After almost six months in New York City I made it to see 662 Driggs Ave., Brooklyn, the house where Henry Miller spent the first nine years of his life. It was sunny and hot last Sunday and I was one of many flocking to Williamsburg. Even though I’ve been there and seen the house, I have a difficult time reconciling Miller’s 14th Ward, Brooklyn, with what I know of Williamsburg, which doesn’t amount to much: through housing searches I’ve learned that Williamsburg is trendy and priced exorbitantly. What I know of Miller’s 14th Ward inspires my imagination much more compared to the current Williamsburg that partakes in a sterile sameness that represents the hip of this city.
I went to the house after reading Miller’s essay “Remember to Remember,” where he writes about his reasons for wanting to write about the great time he had in France. He grapples with his nostalgia for Europe and his dislike for the American way.

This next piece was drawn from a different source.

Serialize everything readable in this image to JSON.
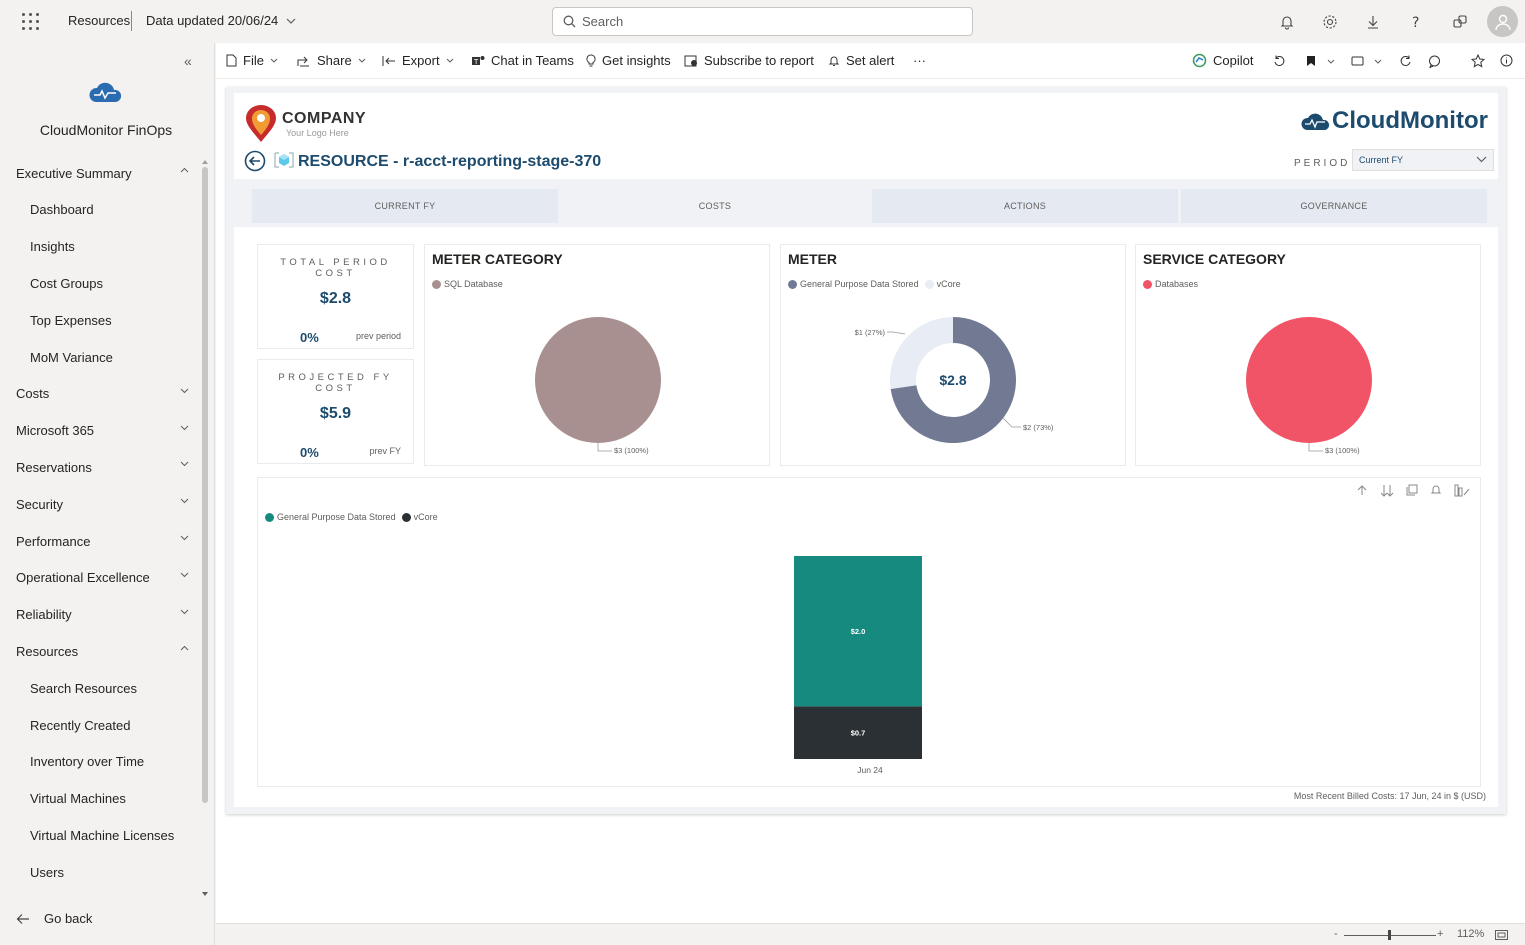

Often I have thought of the vulgar glare which illumines the American scene is the effect of our refusal to accept anything but a day-time world. Our countenances are fixed with the stare of the hypnotic obeying the dictates of an invisible presence.
In the 125 years since Miller lived in the house on 662 Driggs Ave., the area has changed considerably. Even in the 30 years that the current owners have lived in the house, the area has changed and shifted. It is impossible to imagine old areas of Paris or Rome changing that much in the same amount of time. This kind of change and ability to shed the old for the new is, I think, part of what Miller was getting at with his calling the States a “day-time world.” It is money and ambition before all else, especially here in New York. In this essay particularly, though also in other writings, Miller declares that the States is not a place for an artist. And why he thinks this is for a similar reason to why many artists find it difficult to live in New York currently: the exorbitant prices.
Dollars do not inspire artists, nor do they sustain them. It takes something more, something infinitely better, something which quite obviously we are not able to offer. What that something is you feel every minute of the day in Europe.
This is partly just a rant of Miller’s who was always ready to condemn anything American. Artists have thrived in New York City, and still continue to. Perhaps it is E.B. White who was the most eloquent on the subject:
No one should come to New York to live unless he is willing to be lucky.
Perhaps that was part of why I took the train over to Brooklyn last Sunday, not to increase my chances of being lucky directly, but to stand and look at a house where a writer I admire began his life in rather average circumstances but who built his luck as he went through life.